Can we all hear this? Do we all hear this? Can we heed this divine advice? “Seek the welfare of the church where I have sent you and pray to the Lord on its behalf for in its welfare you will find yours?” Can we also hear the inscrutability embedded in the text? Or can we hear what Jeremiah doesn’t say to us today? Explanations as to the reasons for exile are not offered and the responsibilities for the exile are not named and will go unclaimed. The prophet doesn’t blame the elders, blind as they might have been. He doesn’t blame the priests, broken as they were. Nor does he blame the people, bewildered as they had become. For whatever the reasons – over and over again the texts of the bible patently refuse to tell us – the broken, the bewildered, the faithful and the recalcitrant alike must experience loss in order to be found by God – in order to find their way home. But they must and can only do so together, not apart. Not by blame can we ever ignite a divine flame.
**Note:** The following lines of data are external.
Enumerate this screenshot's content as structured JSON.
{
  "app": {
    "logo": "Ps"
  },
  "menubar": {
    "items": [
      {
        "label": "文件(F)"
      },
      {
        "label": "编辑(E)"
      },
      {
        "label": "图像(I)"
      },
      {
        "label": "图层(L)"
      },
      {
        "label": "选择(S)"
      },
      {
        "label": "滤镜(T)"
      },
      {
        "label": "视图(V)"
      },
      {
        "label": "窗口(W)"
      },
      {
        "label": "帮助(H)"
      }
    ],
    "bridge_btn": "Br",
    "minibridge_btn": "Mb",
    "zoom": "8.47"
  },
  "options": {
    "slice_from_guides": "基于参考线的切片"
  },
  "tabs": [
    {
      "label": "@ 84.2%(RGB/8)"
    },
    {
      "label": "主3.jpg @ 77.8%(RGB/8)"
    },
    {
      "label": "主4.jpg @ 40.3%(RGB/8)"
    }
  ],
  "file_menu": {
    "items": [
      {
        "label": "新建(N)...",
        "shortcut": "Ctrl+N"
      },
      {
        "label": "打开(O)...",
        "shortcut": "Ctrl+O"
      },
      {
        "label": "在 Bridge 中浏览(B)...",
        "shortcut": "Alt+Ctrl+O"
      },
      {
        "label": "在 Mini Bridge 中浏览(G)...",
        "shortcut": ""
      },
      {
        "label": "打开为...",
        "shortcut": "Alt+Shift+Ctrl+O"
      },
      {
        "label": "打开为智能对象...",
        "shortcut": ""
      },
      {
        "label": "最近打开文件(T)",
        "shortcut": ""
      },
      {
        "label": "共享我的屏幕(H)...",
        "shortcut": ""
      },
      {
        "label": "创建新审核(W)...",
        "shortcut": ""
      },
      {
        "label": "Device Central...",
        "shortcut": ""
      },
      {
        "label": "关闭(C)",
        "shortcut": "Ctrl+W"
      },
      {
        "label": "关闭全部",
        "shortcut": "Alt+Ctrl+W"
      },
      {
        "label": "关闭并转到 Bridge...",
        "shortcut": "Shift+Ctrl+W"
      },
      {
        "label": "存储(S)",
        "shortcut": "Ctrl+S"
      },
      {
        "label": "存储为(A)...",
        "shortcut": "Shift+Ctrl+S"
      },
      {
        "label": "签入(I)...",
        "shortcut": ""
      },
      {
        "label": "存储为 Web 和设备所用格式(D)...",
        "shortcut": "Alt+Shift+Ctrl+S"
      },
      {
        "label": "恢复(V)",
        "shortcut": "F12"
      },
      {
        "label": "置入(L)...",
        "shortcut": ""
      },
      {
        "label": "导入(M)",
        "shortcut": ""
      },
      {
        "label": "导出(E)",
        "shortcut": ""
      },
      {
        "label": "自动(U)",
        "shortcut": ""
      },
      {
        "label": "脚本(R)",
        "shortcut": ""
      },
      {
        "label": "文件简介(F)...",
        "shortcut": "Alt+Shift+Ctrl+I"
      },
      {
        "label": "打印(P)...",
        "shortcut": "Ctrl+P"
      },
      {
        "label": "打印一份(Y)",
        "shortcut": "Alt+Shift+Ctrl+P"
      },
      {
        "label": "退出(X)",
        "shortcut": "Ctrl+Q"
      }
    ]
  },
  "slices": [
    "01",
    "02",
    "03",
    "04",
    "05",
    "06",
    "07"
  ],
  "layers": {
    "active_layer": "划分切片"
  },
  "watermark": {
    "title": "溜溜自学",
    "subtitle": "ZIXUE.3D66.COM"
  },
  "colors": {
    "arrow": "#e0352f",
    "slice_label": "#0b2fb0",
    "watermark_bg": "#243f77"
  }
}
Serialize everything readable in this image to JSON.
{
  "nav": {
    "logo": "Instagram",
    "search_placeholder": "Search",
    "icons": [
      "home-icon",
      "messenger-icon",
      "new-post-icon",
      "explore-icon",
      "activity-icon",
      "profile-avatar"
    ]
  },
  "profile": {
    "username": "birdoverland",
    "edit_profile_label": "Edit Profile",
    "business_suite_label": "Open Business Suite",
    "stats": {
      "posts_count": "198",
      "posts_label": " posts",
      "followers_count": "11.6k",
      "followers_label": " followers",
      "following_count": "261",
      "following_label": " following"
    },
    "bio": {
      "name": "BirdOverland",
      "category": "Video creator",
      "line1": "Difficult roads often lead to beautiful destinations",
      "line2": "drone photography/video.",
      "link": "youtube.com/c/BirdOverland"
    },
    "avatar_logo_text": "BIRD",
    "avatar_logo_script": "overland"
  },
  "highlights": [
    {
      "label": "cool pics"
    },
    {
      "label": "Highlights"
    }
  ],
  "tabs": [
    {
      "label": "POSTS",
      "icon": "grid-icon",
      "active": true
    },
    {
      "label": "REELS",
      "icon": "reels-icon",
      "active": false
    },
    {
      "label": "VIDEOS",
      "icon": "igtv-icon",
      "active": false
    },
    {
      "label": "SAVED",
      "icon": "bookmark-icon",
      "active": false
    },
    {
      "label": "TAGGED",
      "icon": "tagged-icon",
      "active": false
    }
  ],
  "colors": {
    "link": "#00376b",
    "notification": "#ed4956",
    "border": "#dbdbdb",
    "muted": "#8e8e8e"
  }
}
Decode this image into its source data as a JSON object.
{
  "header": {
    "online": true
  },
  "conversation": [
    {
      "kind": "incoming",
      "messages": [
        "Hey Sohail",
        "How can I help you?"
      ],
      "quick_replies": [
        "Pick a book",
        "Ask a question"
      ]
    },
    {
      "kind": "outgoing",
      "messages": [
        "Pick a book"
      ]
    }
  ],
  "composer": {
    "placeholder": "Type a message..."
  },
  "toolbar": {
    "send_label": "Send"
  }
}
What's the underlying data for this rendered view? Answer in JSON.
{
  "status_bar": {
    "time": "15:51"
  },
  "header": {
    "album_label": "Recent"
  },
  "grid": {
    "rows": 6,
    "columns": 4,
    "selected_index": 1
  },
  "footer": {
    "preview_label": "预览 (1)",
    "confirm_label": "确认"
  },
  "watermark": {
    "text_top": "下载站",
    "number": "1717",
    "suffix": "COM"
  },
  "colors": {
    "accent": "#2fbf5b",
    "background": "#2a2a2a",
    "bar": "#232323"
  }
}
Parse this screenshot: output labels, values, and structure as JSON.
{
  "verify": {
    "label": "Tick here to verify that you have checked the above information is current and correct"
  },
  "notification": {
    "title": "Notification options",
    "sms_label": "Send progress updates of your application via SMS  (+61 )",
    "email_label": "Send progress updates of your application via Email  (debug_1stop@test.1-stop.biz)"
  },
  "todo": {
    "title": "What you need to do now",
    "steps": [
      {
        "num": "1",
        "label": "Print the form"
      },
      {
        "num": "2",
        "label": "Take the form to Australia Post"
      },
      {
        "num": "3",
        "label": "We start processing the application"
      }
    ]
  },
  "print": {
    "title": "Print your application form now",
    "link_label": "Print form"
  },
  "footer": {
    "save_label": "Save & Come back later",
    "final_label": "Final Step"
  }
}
Jeremiah was a prophet to the people of the exile. He wrote and he preached to people whose dominant reality was ambiguity about the future and mixed emotions about the past. Right? Regardless of the difference between the severities of the experience of the exiles in Babylon to whom Jeremiah preached and the people of St. Alban’s Church just now, like them we need a sustaining word, a word of hope, a word of strength. Thanks be to God we’ve been given that word today. We can’t hear it too many times. In fact I don’t think it’s possible to hear it enough: Dear people of St. Alban’s here is your call – Build houses and plant gardens and eat of their fruit. Build ministry. Build kindness. Build forgiveness. Build unity. Forgetting what lies behind and straining forward to what lies ahead press on toward the goal for the prize of the heavenly call of God in Christ Jesus. Above all seek the welfare of the church to which I have sent you because in its welfare you will find yours. Thus sayeth the Lord.